Dan jika kamu bertobat (dari pengambilan riba), maka bagimu pokok hartamu kamu tidak
menganiaya dan tidak (pula) dianiaya.

Dan masih banyak lagi yang perintah-perintah larangan Allah untuk riba

Pengharaman riba oleh Rasulullah terjadi pada tahun ke-8 (delepan) atau ke-9
(sembilan). Dalil dalam sunnah Nabi dapat dilihat dalam sabda Rasulullah

“Jauhkanlah tujuh perkara yang membinasakan (dosa besar), salah satu diantaranya adalah
riba “ (HR Muslim dari Abu Hurairah)

Hadist lain ialah hadist riwayat Ibn Mas’ud r.a

“Rasulullah melakukan orang makan riba, yang memberinya, saksinya, dan penulisannya”
(HR Abu Dawud, Muslim, dan Bukhari)

Diriwayatkan oleh al-Hakim dari Ibnu Mas’ud bahwa Nabi saw. Bersabda,

3
“Riba itu ada 73 pintu. Pintu yang paling ringan adalah seprti seseorang yang menikahi
ibunta, dan ia mengambil lebih dari padanya yang diberi oleh lelaki muslim itu adalah riba”

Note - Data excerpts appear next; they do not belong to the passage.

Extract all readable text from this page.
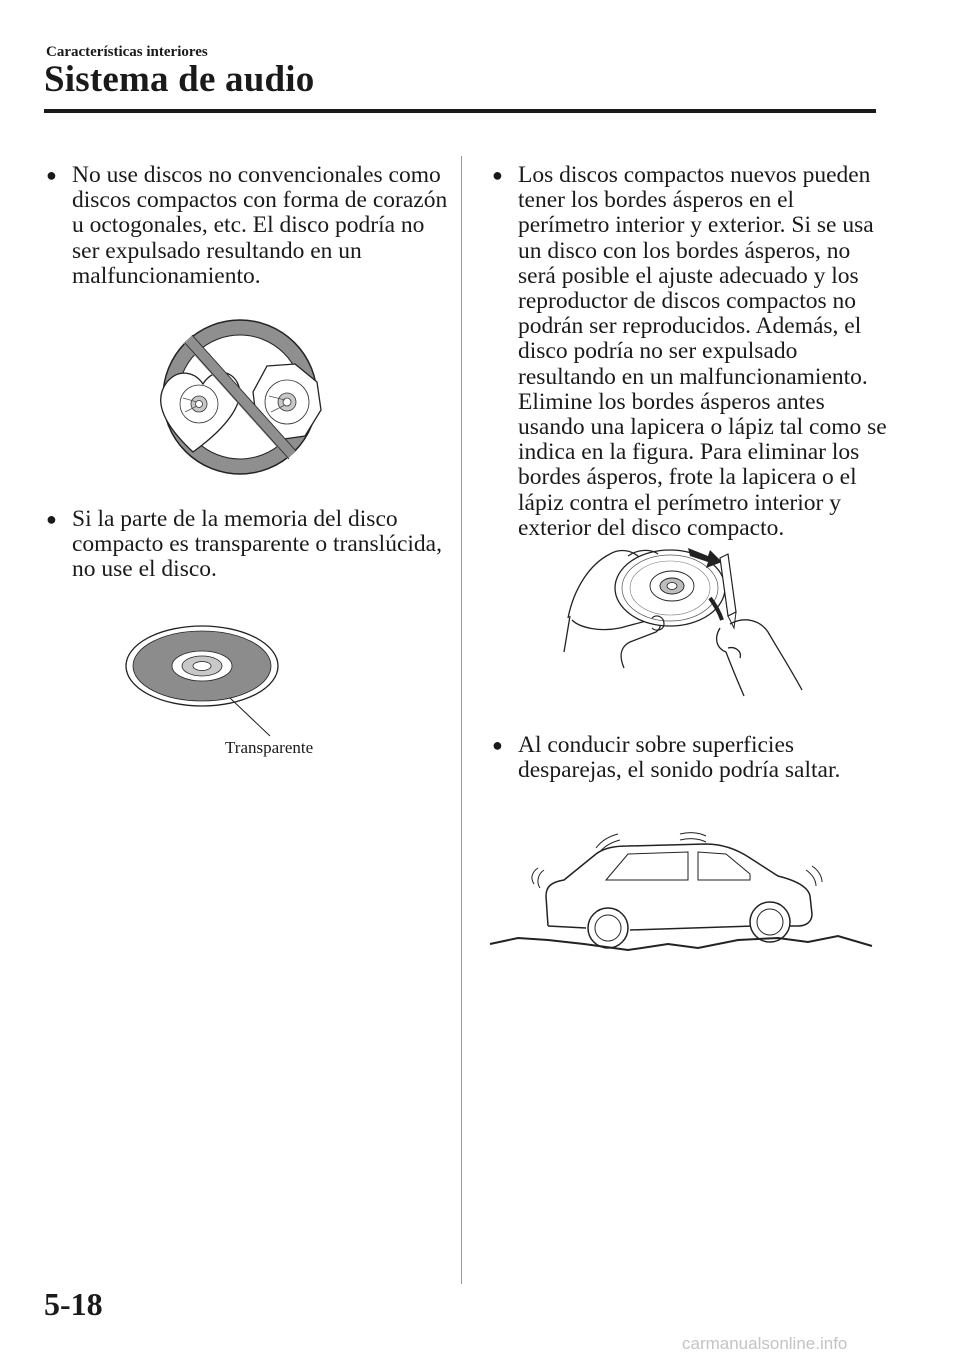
Características interiores
Sistema de audio
● No use discos no convencionales como discos compactos con forma de corazón u octogonales, etc. El disco podría no ser expulsado resultando en un malfuncionamiento.
● Si la parte de la memoria del disco compacto es transparente o translúcida, no use el disco.
Transparente
● Los discos compactos nuevos pueden tener los bordes ásperos en el perímetro interior y exterior. Si se usa un disco con los bordes ásperos, no será posible el ajuste adecuado y los reproductor de discos compactos no podrán ser reproducidos. Además, el disco podría no ser expulsado resultando en un malfuncionamiento. Elimine los bordes ásperos antes usando una lapicera o lápiz tal como se indica en la figura. Para eliminar los bordes ásperos, frote la lapicera o el lápiz contra el perímetro interior y exterior del disco compacto.
● Al conducir sobre superficies desparejas, el sonido podría saltar.
5-18
carmanualsonline.info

Inilah sebagian dalil-dalil dari kitab Allah dan sunnah Rosul-Nya Muhammad
saw.yang telah menjelaskan tentang mengharamkan riba dan bahayanya atas individu dan
umat. Barang siapa yang bermuamalah dan bahayanya, maka dia telah terjatuh ke dalam dosa
besar dan menjadi orang yang memerangi Allah dan Roul-Nya.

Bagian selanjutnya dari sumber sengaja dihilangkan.